PPRuNe Forums - View Single Post - Air Canada A320 accident at Halifax
View Single Post
Old 8th Nov 2017, 10:06
  #474 (permalink)  
Gilles Hudicourt
 
Join Date: Dec 2013
Location: Montréal
Posts: 133
Likes: 0
Received 0 Likes on 0 Posts
Originally Posted by slast
Unfortunately not as simple as it sounds as the chart DME heights also need to be cold-temp corrected.

It appears that Air Canada got the approval of Transport Canada for a chart in the QRH (not shown in the report) that gave low temp corrections for FAF altitude and the MDA, rounded up to the nearest 100ft, and for the FPA itself. The numbers were apparently correctly extracted for these. But there is no mention of DME altitude corrections, which could be different for each approach and not easily amenable to 100 ft rounding since they would actually become less than 100ft as the aircraft descends.

Once the descent was started the aircraft was ALWAYS below the intended flight path.
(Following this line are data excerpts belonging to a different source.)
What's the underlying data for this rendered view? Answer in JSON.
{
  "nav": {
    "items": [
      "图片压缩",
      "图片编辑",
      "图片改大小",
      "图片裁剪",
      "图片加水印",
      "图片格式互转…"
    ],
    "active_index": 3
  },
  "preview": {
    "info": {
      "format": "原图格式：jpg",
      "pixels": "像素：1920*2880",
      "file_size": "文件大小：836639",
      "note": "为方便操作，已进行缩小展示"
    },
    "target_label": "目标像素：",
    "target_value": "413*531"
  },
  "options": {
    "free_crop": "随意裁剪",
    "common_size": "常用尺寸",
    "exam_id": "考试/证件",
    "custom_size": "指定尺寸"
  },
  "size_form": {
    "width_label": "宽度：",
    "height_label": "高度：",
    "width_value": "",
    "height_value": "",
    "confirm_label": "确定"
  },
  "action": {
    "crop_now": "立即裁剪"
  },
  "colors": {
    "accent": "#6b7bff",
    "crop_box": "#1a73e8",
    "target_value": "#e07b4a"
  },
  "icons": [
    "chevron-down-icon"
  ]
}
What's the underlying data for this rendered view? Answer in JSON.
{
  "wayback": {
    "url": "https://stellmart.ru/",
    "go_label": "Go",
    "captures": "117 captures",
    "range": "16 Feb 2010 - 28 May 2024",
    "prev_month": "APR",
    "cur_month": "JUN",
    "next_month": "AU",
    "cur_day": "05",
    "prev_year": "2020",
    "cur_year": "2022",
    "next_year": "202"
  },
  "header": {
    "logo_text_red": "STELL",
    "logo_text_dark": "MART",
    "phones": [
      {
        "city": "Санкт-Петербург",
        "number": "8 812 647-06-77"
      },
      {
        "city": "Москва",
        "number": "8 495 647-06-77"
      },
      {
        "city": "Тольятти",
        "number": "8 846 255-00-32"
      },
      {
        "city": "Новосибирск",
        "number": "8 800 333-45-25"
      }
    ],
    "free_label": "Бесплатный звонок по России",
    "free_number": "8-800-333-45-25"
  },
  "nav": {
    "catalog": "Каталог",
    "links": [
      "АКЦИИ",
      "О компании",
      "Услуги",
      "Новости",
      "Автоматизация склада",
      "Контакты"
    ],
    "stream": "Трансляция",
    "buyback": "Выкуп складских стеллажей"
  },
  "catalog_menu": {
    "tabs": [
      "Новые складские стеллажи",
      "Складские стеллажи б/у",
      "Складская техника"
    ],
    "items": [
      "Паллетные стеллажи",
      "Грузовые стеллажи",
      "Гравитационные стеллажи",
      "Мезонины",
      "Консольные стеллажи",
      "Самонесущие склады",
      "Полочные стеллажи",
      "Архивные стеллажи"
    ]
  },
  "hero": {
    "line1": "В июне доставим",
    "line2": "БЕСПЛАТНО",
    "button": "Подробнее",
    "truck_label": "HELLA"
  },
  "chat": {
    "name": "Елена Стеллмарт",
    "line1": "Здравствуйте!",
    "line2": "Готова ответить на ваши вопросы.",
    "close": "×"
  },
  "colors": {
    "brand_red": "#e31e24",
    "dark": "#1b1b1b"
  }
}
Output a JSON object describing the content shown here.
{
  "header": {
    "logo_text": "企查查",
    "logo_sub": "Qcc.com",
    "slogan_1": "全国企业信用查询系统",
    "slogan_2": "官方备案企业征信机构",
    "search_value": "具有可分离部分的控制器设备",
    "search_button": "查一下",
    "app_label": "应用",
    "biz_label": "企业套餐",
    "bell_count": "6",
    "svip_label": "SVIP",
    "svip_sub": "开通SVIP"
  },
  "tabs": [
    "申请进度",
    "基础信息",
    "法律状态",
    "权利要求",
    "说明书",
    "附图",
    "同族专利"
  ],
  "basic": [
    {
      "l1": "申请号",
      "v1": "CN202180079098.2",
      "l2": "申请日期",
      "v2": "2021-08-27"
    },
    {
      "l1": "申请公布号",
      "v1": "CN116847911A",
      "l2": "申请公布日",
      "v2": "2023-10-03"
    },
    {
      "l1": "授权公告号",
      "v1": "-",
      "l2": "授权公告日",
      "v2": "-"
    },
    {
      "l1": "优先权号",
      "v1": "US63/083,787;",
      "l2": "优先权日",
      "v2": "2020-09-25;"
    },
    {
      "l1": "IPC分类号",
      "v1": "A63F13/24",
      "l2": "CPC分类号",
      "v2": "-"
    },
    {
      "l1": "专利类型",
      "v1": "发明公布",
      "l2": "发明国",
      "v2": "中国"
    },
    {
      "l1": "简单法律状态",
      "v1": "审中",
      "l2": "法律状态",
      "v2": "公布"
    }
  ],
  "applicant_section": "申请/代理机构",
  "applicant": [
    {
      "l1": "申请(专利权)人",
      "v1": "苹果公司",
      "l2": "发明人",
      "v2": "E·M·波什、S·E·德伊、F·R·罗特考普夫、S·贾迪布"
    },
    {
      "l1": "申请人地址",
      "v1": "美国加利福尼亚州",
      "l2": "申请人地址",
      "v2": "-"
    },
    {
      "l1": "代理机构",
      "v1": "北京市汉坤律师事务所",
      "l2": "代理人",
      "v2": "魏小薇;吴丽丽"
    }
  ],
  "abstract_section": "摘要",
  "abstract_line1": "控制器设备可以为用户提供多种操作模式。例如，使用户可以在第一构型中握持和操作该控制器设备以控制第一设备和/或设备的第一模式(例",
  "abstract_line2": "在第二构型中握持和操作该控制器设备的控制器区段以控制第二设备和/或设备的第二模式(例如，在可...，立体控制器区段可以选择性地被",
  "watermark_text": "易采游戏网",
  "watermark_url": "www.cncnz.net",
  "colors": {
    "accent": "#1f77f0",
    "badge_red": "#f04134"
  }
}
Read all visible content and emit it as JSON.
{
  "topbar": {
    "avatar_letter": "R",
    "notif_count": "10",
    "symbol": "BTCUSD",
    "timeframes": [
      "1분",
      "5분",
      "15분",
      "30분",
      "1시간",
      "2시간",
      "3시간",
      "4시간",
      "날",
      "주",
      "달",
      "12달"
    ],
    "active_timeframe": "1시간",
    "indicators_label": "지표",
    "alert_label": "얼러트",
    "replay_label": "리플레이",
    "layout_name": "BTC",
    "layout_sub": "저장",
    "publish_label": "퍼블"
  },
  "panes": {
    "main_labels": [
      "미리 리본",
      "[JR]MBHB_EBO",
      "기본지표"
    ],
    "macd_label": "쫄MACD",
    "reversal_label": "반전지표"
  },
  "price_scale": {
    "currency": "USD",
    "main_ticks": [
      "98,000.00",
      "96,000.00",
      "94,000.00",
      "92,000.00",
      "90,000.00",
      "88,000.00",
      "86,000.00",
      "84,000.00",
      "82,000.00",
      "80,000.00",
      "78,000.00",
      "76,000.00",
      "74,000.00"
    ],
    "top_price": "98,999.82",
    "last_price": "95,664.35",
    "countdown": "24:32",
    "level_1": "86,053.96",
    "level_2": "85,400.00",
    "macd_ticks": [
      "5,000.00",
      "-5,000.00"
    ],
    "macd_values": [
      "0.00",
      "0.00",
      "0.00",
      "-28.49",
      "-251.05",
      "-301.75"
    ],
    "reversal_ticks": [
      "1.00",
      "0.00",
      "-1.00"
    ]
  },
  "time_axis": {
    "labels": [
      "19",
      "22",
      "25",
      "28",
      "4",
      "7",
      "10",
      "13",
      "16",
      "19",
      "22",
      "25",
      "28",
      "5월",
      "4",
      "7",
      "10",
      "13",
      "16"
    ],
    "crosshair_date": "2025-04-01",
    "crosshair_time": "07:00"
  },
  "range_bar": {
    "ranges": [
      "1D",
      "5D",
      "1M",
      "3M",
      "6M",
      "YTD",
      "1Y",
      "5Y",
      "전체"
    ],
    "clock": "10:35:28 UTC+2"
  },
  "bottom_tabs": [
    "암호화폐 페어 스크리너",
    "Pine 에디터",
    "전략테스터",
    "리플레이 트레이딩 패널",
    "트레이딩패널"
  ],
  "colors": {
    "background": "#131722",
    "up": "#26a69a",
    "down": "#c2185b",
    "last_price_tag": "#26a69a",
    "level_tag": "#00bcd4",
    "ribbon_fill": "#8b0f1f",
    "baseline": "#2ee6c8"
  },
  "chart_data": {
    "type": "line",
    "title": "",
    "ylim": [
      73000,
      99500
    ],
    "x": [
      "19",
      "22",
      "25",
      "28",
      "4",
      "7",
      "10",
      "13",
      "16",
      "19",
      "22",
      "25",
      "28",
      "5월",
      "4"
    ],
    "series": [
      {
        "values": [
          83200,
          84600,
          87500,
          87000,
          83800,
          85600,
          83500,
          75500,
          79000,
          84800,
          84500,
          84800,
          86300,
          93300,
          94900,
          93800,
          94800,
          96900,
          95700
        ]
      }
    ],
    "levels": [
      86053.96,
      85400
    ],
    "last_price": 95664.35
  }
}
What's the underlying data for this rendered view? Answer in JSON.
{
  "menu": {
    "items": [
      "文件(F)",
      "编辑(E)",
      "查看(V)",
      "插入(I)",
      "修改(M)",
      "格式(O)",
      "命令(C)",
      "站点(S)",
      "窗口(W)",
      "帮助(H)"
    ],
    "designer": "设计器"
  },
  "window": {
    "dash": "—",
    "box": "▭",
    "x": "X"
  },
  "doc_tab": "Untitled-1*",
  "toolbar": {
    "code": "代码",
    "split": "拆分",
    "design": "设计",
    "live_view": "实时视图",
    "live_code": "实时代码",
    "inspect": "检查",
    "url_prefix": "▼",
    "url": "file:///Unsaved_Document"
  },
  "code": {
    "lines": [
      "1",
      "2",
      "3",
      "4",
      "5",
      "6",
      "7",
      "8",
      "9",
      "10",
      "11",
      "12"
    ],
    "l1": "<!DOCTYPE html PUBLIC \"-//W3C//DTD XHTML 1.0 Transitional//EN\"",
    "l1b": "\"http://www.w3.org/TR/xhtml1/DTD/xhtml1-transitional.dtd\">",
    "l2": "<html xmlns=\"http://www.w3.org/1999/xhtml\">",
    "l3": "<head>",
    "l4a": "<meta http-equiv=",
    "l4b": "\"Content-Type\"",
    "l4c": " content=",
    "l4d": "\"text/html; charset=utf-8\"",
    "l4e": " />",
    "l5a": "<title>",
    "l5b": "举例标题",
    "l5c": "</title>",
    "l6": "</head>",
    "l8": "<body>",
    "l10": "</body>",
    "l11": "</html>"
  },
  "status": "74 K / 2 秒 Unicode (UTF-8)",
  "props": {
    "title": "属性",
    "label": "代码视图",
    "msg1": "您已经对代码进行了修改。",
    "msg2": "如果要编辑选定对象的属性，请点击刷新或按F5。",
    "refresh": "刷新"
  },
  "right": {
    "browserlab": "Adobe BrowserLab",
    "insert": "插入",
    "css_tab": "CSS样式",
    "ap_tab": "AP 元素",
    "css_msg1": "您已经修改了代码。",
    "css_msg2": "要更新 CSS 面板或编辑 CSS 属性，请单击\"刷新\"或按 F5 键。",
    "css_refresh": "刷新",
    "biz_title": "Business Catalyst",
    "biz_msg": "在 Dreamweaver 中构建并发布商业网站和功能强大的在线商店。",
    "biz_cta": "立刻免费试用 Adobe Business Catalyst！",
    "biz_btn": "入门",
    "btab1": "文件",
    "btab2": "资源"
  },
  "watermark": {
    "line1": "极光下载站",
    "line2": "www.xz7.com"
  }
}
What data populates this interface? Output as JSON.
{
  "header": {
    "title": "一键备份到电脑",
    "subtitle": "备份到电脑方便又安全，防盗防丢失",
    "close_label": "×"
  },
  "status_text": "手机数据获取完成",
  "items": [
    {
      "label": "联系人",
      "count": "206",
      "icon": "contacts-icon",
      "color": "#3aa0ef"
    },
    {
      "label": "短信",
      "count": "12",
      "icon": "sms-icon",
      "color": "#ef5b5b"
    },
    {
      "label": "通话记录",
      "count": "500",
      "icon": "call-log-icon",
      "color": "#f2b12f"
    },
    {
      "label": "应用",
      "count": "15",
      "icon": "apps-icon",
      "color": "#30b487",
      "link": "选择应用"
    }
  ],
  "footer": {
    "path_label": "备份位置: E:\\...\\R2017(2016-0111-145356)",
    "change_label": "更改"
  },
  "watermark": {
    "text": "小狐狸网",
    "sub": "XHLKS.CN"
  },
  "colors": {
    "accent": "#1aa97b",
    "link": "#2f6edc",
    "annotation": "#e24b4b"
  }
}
But using the indicated altitudes against the basic chart values would have produced the following indications:

6 DME indicated alt 2080 = 140 ft HIGH when actually 40ft LOW
5 DME indicated alt 1650 = 70 ft HIGH when actually 70ft LOW
4 DME indicated alt 1240 = 10ft LOW - near correct but actually 110ft LOW
3 DME indicated alt 840 = 80 LOW when actually 150 ft LOW.

Which brings to mind the question of what procedures AC used to deal with this situation for older aircraft, without a FPA facility?
The way I see it is to comply with that "Second Gate" they have in their procedures, the AC crew could have chosen one of the DME fixes from the chart that most closely matched a point that was either at 500 feet AGL, or 100 feet above the MDA, computed it's cold temperature corrected indicated altitude, and used it to evaluate where they were relation to the required slope. If too low, as AC does not allow FPV corrections after the FAF, then they would have called for a Go Around, as per the SOP.

The crew might have done all of this mind you. We just don't know, for the TSB authors, or the lawyers that later edited the original report, decided it was not necessary to include this information in the report.

Last edited by Gilles Hudicourt; 11th Nov 2017 at 14:12.